Recently uncovered historical records indicate that E.J. Turner, along with other Grace area ranchers, founded and constructed the Last Chance Canal to provide irrigation in this otherwise arid area of Idaho.  The canal's name derives from the fact that the ranchers felt the canal, which had undergone several unsuccessfully construction attempts over a number of years, was their "last chance" to survive and build economic futures for themselves in the area.   E.J. Turner served on the board of directors and as the first president of the Last Chance Canal Company from 1899 to 1904.  Today the Last Chance Canal still irrigates over 36,000 acres of southeast Idaho.
 
Rose Hine's parents (Kirt's grandparents):
Edward John Turner and Martha Hillman-Turner
probably in the late 1800's.

Edward and Martha were divorced in 1903.    Martha would move to western Idaho where she lived with some of her younger children near Weiser.  Later she would move with her sons Edward and Frederick to the town of Jerome in central Idaho where she passed away in 1935.  She is buried in the Jerome Cemetery.

Edward John Turner stayed in the Gentile Valley near Grace and in 1911 married Marian Adelaide Cole.  Edward died on October 31, 1916 in San Diego, California where he and Marian were either vacationing or had possible just moved to retire.  He is buried near his childhood home in Janesville, Wisconsin in the Oak Hill Cemetery.
 


More About Kirt's Parents

Homer and Rose Hine, having married in 1910 in Spokane, WA, had their first child, a daughter they named Ruth Emma, on December 28th, 1911 in Seattle and photographic evidence suggests that the Hine family moved into a new home in 1912 at 707 23rd Ave. North in the Capital Hill area of Seattle.   Around 1916 the Hines moved to Mt. Vernon for a year or two where their second (and last) child , Edward Kirtland Hine ("Kirt"), was born and where Homer temporarily owned  the Dodge automobile dealership.   It is apparent that the family did not sell their Seattle home during the period they spent in Mt.
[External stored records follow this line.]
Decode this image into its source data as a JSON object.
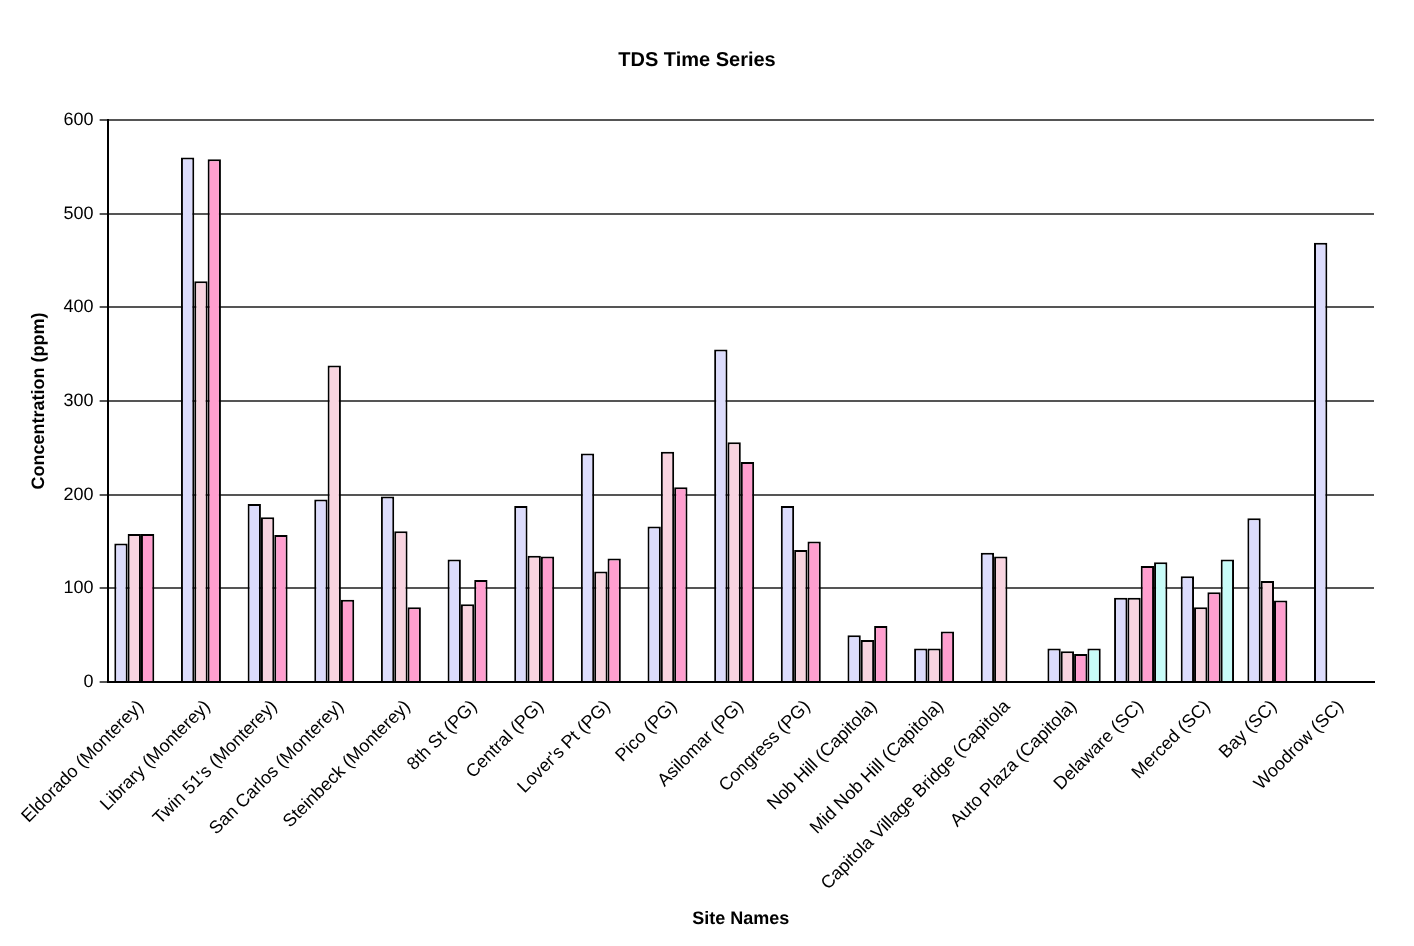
{
  "chart_data": {
    "type": "bar",
    "title": "TDS Time Series",
    "xlabel": "Site Names",
    "ylabel": "Concentration (ppm)",
    "categories": [
      "Eldorado (Monterey)",
      "Library (Monterey)",
      "Twin 51's (Monterey)",
      "San Carlos (Monterey)",
      "Steinbeck (Monterey)",
      "8th St (PG)",
      "Central (PG)",
      "Lover's Pt (PG)",
      "Pico (PG)",
      "Asilomar (PG)",
      "Congress (PG)",
      "Nob Hill (Capitola)",
      "Mid Nob Hill (Capitola)",
      "Capitola Village Bridge (Capitola",
      "Auto Plaza (Capitola)",
      "Delaware (SC)",
      "Merced (SC)",
      "Bay (SC)",
      "Woodrow (SC)"
    ],
    "series": [
      {
        "color": "#dcdcfc",
        "values": [
          148,
          560,
          190,
          195,
          198,
          131,
          188,
          244,
          166,
          355,
          188,
          50,
          36,
          138,
          36,
          90,
          113,
          175,
          469
        ]
      },
      {
        "color": "#f8d4e0",
        "values": [
          158,
          428,
          176,
          338,
          161,
          83,
          135,
          118,
          246,
          256,
          141,
          45,
          36,
          134,
          33,
          90,
          80,
          108,
          null
        ]
      },
      {
        "color": "#ff9fcf",
        "values": [
          158,
          558,
          157,
          88,
          80,
          109,
          134,
          132,
          208,
          235,
          150,
          60,
          54,
          null,
          30,
          124,
          96,
          87,
          null
        ]
      },
      {
        "color": "#c8fcf8",
        "values": [
          null,
          null,
          null,
          null,
          null,
          null,
          null,
          null,
          null,
          null,
          null,
          null,
          null,
          null,
          36,
          128,
          131,
          null,
          null
        ]
      }
    ],
    "ylim": [
      0,
      600
    ],
    "yticks": [
      0,
      100,
      200,
      300,
      400,
      500,
      600
    ],
    "grid": "y",
    "legend": false
  }
}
Vernon because the moved back into it after the brief adventure into the auto business.

By 1927 business must have been good at Homer's half owned Salmon Bay Sand and Gravel Company because in this year the Hine family moved into a large brand new home at 1204 Parkside Drive in Broadmoor, an exclusive and gated Seattle community.    Both of the Hine children attended private high schools, Ruth the Stevens School and Kirt the Lakeside School.   The Great Depression apparently squeezed the family finances but Homer was able to keep the kids in school and hold onto the home in Broadmoor.   By the mid 1930's when he had reached his early 60's Homer became semi-retired perhaps partly due to the slowdown in business caused by the depression.  He spent a part of each day for many years starting in the 1930's at the exclusive Arctic Club, an adventurers and gentleman's social club not far from his home in Seattle.

Homer passed away at the age of 84 in 1958.   Rose passed away in 1967 at the age of 92 having lived in the Broadmoor home for 40 years.  Both are buried in the Riverside Cemetery, Poland, Ohio with Homer's parents and many other Hine and Kirtland ancestors.